In this work, we use Reinforcement Learning (RL) to learn a cache replacement policy. After analyzing the learned model, we are able to focus on a few critical features that might impact system performance. Using the insights provided by RL, we successfully derive a new cache replacement policy – Reinforcement Learned Replacement (RLR). Compared to the state-of-the-art policies, RLR has low hardware overhead, and it can be implemented without needing to modify the processor’s control and data path to propagate information such as program counter.

Introduction

Unsurprisingly, the PC-based policies (SHiP, SHiP++, and Hawkeye) outperform non-PC-based policies (LRU and DRRIP) in almost all benchmarks.

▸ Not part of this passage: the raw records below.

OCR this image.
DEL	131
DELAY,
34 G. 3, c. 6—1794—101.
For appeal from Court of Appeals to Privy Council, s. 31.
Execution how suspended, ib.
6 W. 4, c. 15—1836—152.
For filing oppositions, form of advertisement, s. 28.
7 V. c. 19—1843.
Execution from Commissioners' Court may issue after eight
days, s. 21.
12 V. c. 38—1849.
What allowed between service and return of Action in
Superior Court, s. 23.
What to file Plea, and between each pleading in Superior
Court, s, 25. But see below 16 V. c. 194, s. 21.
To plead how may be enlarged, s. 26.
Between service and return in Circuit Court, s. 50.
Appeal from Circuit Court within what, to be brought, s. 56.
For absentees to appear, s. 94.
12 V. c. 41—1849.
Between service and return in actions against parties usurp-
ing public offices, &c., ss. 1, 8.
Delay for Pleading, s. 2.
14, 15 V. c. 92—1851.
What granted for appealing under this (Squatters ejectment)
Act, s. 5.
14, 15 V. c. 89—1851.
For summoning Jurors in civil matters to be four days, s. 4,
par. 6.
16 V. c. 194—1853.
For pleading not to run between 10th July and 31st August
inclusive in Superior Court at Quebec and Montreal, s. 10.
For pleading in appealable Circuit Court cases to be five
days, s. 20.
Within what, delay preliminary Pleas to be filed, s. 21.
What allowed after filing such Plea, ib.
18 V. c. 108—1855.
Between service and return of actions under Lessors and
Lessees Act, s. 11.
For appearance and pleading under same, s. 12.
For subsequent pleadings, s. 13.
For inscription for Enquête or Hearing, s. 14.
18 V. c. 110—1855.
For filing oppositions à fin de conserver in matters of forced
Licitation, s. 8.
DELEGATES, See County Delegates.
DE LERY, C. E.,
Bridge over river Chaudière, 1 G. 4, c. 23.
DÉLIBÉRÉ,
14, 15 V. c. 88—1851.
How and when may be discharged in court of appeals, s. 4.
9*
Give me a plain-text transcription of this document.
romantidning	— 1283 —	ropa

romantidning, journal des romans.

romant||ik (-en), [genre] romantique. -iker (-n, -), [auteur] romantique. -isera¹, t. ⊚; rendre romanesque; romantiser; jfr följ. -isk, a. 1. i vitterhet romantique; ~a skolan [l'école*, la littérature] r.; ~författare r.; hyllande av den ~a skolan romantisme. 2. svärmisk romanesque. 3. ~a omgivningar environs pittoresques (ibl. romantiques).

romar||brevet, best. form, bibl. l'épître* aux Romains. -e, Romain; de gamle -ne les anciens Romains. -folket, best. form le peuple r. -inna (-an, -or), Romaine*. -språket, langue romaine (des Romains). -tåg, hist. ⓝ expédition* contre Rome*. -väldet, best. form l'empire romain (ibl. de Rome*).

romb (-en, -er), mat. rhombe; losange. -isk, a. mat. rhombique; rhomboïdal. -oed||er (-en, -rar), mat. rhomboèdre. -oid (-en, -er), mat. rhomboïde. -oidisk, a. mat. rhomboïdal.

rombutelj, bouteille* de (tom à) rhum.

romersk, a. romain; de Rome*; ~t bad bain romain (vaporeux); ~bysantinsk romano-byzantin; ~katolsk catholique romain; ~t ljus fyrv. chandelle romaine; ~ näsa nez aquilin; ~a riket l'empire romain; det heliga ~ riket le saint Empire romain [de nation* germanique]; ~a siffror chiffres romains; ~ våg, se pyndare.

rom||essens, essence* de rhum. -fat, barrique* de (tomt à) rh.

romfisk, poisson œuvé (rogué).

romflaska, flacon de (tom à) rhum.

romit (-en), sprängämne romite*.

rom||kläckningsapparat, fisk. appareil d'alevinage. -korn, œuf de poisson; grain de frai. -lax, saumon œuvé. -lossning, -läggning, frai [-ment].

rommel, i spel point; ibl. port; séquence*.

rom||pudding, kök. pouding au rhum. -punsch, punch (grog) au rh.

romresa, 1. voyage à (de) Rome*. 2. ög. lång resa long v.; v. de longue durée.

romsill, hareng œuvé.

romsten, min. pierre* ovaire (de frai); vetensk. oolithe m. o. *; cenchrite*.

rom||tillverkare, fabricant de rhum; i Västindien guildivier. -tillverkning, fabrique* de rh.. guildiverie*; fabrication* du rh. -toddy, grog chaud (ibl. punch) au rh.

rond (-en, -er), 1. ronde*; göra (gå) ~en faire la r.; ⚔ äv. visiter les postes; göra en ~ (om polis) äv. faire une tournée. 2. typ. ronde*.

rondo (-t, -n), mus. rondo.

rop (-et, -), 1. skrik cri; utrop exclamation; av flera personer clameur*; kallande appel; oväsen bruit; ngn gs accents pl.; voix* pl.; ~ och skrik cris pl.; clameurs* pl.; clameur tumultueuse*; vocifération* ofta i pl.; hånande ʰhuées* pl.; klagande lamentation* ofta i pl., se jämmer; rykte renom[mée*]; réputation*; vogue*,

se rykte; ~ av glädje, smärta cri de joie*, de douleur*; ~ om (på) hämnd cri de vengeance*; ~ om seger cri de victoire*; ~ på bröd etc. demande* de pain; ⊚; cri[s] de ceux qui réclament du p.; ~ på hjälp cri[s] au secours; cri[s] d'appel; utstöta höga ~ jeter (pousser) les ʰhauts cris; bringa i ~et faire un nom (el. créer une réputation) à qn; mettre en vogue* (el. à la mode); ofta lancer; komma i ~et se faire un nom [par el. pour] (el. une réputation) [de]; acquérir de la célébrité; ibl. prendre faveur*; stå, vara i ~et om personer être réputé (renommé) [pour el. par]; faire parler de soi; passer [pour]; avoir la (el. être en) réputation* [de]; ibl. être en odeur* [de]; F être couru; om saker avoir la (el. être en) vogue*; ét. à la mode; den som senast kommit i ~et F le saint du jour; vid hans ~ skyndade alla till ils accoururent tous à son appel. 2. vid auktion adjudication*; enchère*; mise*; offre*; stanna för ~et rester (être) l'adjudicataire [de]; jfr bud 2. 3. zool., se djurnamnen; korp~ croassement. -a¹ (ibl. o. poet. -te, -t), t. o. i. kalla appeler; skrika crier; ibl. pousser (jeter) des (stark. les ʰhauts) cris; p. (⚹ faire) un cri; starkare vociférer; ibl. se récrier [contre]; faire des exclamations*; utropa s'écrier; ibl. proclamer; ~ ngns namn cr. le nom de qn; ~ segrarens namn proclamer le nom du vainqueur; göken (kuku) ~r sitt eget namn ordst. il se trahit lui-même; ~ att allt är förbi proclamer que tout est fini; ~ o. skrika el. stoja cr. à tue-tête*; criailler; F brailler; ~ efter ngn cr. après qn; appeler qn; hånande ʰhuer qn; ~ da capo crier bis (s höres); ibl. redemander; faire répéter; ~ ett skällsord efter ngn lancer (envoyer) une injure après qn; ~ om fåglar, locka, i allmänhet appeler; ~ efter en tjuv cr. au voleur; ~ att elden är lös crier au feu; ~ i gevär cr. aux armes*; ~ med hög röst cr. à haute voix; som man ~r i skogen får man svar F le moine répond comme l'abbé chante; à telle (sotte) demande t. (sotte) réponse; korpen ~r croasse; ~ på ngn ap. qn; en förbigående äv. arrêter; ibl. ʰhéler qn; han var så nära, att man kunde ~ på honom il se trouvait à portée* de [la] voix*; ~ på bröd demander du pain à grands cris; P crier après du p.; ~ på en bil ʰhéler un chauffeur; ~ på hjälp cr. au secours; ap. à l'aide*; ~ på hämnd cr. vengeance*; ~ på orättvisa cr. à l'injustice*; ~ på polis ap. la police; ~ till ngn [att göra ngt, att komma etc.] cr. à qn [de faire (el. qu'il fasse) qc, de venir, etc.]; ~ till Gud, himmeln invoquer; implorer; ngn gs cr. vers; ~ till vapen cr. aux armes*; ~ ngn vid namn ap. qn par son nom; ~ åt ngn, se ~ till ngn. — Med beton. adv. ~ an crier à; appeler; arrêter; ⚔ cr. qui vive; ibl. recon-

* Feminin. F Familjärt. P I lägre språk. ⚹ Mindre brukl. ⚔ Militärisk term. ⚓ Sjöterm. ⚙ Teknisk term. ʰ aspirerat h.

Unfortunately, incorporating PC into the replacement policy not only requires additional storage overhead but also involves significant modifications to the processor’s control and data path. Accessing PC at the LLC requires propagating PC through all levels of the cache hierarchy, including widening the data path, modifying cache architecture to store PC, adding extra storage for PC in the Issue Queue, Reorder Buffer (ROB) and Load/Store Queue (LSQ), and more. More costly than the overhead of implementing PC- based policies is the fact that these changes require an overhaul of the entire processor pipeline, which would require significant design and verification overheads.

How can we improve the cache replacement policy without using PC?

Guided by ML, we frame a cost-effective cache replacement policy – Reinforcement Learned Replacement (RLR). Overall, RLR does not require heavy modification to the CPU microarchitecture and out- performs LRU and DRRIP for most evaluated benchmarks.

看到这，本文应该只想 outperform “cost-efficent” 这条赛道的算法。